I wasn't going to write anything today. I'm never sure whether I post too often and I am aware of driving everyone nuts with my constant reminders so, if you are one of those people, I apologise! I don't want anyone to feel that they have to read any of my ramblings.
The reason for this post is that I was listening to Jeremy Vine on Radio 2 and making a yoghurt cake (as you do on your day off) when he had a section about poetry and , in particular, about poetry that can move men to tears. Several listeners got in contact with him and many were not able to read their chosen poem out loud because they would become too distressed. The power of words, eh?
I have never been an avid reader. If a book doesn't grab me after the first few pages then there is no way that I would feel compelled to read on but I have always loved words and language. I have written many poems over the years that have served as a release valve for my emotions.
I remember writing a lot after the death of my parents and also after the deaths of several people that I have worked with and cared for. In fact, one of the ladies who I used to visit gave me a book on poetry that I have cherished. It is a collection of the 'best' poems and there are some absolute crackers in it.
There is one by Christina Rossetti which is so powerful. It's called 'Remember' and I'll post a copy of it at the end of this entry. Rossetti also wrote the words that the Christmas carol 'In The Bleak Mid Winter' is based on and that has always been my favourite carol. The words are so beautiful and that carol can reduce me to tears.
After listening to that piece on the radio, I was reminded of the verses and so on that I have written. I usually keep a rough copy of what I write and the good version goes to the person that I am sending it to. However, when I went upstairs in search of my literary creations I realised that I had no idea where I had put them.
Now, our house is quite compact and storage space is at a premium so there are only a few places where I can put things away for safekeeping but I can't find them anywhere at the moment which is really annoying.
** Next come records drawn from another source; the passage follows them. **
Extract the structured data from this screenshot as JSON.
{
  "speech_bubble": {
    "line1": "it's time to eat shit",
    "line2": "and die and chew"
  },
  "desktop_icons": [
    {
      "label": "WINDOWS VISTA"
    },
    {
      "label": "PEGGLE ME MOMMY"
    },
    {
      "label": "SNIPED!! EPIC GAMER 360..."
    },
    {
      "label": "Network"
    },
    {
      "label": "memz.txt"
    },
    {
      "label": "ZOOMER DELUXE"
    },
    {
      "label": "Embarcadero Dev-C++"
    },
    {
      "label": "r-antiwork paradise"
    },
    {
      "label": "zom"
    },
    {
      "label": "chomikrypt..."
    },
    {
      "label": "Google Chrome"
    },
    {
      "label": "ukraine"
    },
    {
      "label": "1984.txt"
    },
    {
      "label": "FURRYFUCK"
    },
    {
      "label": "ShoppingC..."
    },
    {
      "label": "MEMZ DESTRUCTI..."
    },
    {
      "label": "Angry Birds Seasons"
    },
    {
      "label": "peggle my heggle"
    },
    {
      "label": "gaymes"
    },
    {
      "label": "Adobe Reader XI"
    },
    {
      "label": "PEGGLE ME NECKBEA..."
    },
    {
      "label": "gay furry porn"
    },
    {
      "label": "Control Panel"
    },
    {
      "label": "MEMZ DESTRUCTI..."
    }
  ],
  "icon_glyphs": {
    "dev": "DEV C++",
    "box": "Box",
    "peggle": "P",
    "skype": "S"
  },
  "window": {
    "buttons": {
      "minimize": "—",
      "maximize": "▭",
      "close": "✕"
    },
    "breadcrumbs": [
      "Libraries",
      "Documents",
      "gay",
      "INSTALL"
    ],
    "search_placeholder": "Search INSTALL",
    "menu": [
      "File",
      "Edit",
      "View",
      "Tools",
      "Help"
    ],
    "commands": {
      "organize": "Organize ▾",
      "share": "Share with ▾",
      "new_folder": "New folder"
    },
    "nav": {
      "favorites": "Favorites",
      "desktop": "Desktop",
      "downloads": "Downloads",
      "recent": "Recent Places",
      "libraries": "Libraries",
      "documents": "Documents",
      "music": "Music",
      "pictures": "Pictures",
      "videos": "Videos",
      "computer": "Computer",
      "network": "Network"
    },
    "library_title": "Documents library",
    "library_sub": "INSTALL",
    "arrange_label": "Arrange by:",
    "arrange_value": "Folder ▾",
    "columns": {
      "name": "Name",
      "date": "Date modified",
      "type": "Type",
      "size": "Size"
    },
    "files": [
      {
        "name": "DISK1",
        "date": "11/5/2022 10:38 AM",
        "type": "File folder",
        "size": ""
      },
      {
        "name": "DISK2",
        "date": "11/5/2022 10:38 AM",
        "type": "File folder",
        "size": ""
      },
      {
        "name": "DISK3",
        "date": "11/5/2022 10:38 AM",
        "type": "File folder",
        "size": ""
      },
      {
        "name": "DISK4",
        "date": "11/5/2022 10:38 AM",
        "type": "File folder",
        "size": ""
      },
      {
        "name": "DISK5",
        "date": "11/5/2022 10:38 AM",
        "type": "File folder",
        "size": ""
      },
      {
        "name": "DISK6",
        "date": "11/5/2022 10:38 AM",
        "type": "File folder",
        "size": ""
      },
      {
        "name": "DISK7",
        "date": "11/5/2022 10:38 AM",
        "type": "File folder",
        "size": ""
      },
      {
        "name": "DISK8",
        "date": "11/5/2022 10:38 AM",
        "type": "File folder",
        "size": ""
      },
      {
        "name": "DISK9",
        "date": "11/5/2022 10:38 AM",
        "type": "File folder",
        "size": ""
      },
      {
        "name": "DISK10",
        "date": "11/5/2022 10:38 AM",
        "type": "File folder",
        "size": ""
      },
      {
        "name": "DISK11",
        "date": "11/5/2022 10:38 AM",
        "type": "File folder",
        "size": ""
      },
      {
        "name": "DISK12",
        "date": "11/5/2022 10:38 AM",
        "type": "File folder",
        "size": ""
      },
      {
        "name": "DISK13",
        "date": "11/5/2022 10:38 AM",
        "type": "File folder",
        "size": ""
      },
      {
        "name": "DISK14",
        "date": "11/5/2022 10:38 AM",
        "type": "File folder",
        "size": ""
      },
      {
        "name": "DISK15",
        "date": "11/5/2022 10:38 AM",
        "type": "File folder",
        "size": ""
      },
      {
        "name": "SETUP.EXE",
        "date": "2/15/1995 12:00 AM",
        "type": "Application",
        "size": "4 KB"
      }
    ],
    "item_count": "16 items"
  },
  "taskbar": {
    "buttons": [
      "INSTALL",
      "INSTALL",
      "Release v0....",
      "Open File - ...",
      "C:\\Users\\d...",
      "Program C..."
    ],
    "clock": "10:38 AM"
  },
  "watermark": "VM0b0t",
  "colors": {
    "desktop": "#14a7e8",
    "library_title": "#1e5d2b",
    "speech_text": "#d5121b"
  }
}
However, during my brief search, I did find a whole stack of diaries from years gone by and I thought that perhaps I had stored the poems in the relevant year/diary. That would have been a very good idea but, frustratingly for me, they weren't there. What WAS there was a letter from my Mum that I had forgotten all about! So I sat on the bed and re-read her words. They were words of explanation, words of regret and words of truth. Once again, the power of the written word. I obviously kept that letter for a reason and I also kept with it the rough copy of my reply to her which was actually quite reasonable and calm for me. It did me good to read the letters again and it was lovely just to see Mum's handwriting. I could almost hear her saying the words to me. If only that were possible.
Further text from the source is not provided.